The retailer has teamed up with Oxfam to give customers the option to donate unwearable but 'too good to waste' clothing items.

Shoppers simply order a pre-paid postal donation bag from the Oxfam website where they can sort their clothes into wearable and unwearable but 'too good to waste'.

Marks & Spencer clothing

Shoppers can return garments by post


The parcels can then be returned for free via a local courier where they will go to Oxfam to be resold, reused or recycled.

Customers will be able to donate clothing from any retailer, as well as bed linen, towels, cushions, tablecloths and tea towels.

This is in addition to M&S' in-store 'Shwopping' scheme which allows customers to donate wearable, hand-me-down quality clothing to branches.

New research on behalf of M&S found a third of Britons do not know what to do with unwearable items, with 30 per cent even disposing of these in their household waste bin.

Head of materials, sustainability and packaging at M&S Katharine Beacham said: “At M&S, we’re focused on making good quality, durable products which are made to last.

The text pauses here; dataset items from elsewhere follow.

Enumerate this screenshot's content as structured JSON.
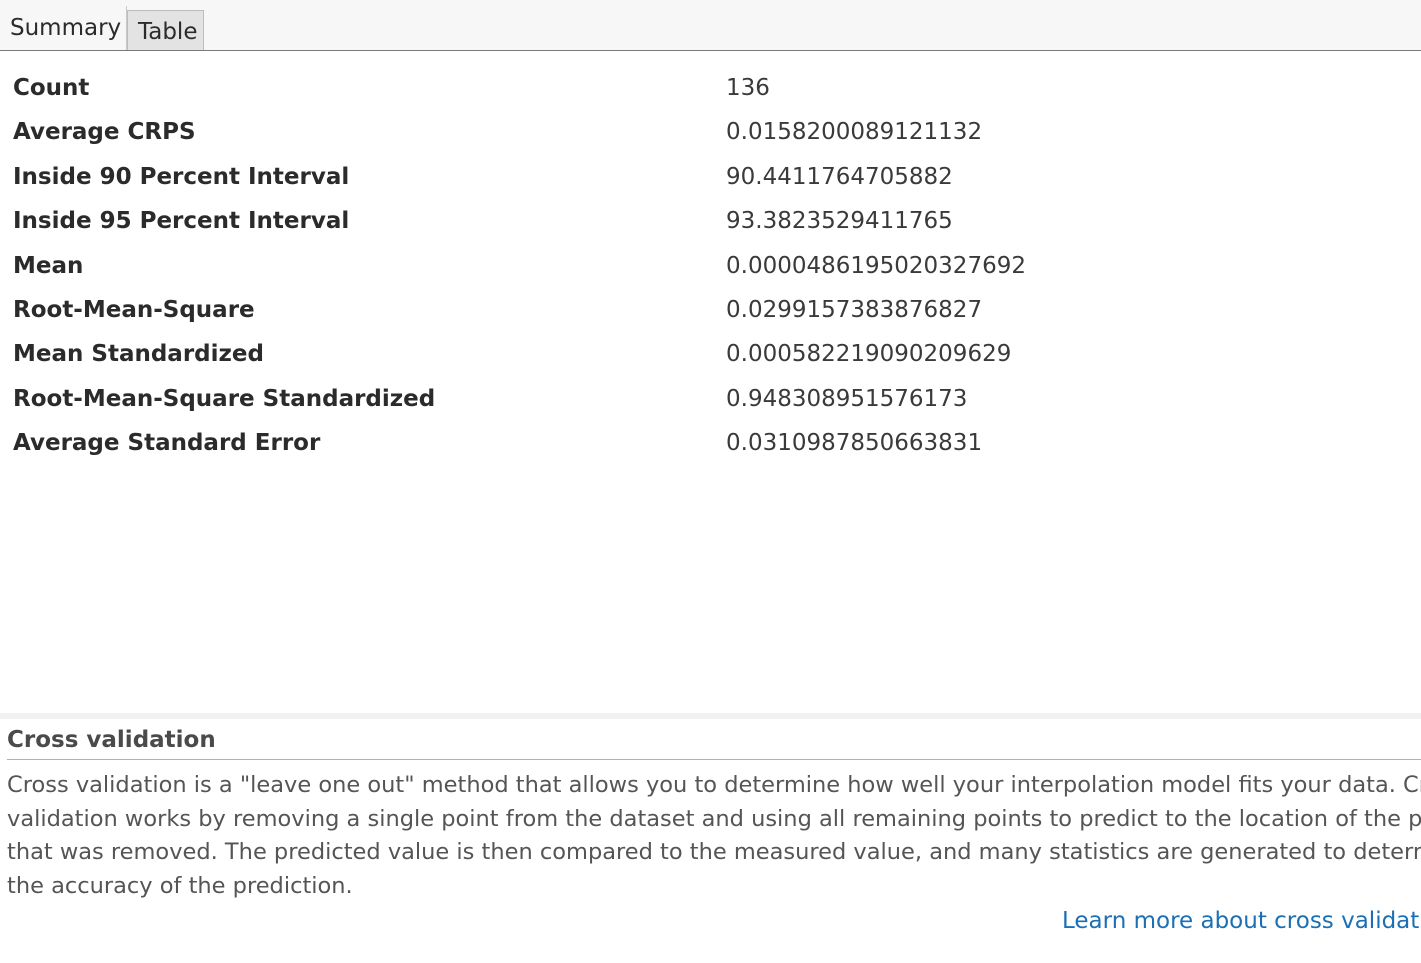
{
  "tabs": [
    {
      "label": "Summary",
      "active": true
    },
    {
      "label": "Table",
      "active": false
    }
  ],
  "stats": [
    {
      "label": "Count",
      "value": "136"
    },
    {
      "label": "Average CRPS",
      "value": "0.0158200089121132"
    },
    {
      "label": "Inside 90 Percent Interval",
      "value": "90.4411764705882"
    },
    {
      "label": "Inside 95 Percent Interval",
      "value": "93.3823529411765"
    },
    {
      "label": "Mean",
      "value": "0.0000486195020327692"
    },
    {
      "label": "Root-Mean-Square",
      "value": "0.0299157383876827"
    },
    {
      "label": "Mean Standardized",
      "value": "0.000582219090209629"
    },
    {
      "label": "Root-Mean-Square Standardized",
      "value": "0.948308951576173"
    },
    {
      "label": "Average Standard Error",
      "value": "0.0310987850663831"
    }
  ],
  "help": {
    "title": "Cross validation",
    "lines": [
      "Cross validation is a \"leave one out\" method that allows you to determine how well your interpolation model fits your data. Cross",
      "validation works by removing a single point from the dataset and using all remaining points to predict to the location of the point",
      "that was removed. The predicted value is then compared to the measured value, and many statistics are generated to determine",
      "the accuracy of the prediction."
    ],
    "link": "Learn more about cross validation"
  },
  "colors": {
    "link": "#1a6fb5",
    "rule": "#8fb9d9"
  }
}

"In 2008, we launched Shwopping to support customers to give a second home to their preloved clothing, and we’re now expanding our partnership with Oxfam to trial a free postal service which enables customers to clear out their pre-loved clothing that they no longer need. Whether it is wearable or unwearable - we want it all."

Trading Director at Oxfam Lorna Fallon added: “We are so excited to be working with M&S as part of this brand-new trial.

"As well as continuing to encourage customers to donate their preloved, wearable clothing to Oxfam and help raise vital funds to tackle poverty around the world, this trial allows us to give unwearable clothes a second chance of life too.

"By recirculating our clothes, buying, and wearing second hand, we can help to reduce the demand for new clothes, which could in turn help to reduce the damage to our planet.


Marks & Spencer paper bag

Marks & Spencer recently introduced paper bags


"So by learning more about the potential of all our clothes and textiles, we can help improve the lifecycle of all of our clothing for the better.”

Last year, Marks & Spencer rolled out paper bags that are more sustainable than plastic ones.

Supermarkets and retailers often make changes in stores to become more sustainable and help shoppers to recycle.

Aldi recently introduced fully recyclable flat wine bottles for the first time, with the launch removing 42 tonnes of bottle weight from shipments.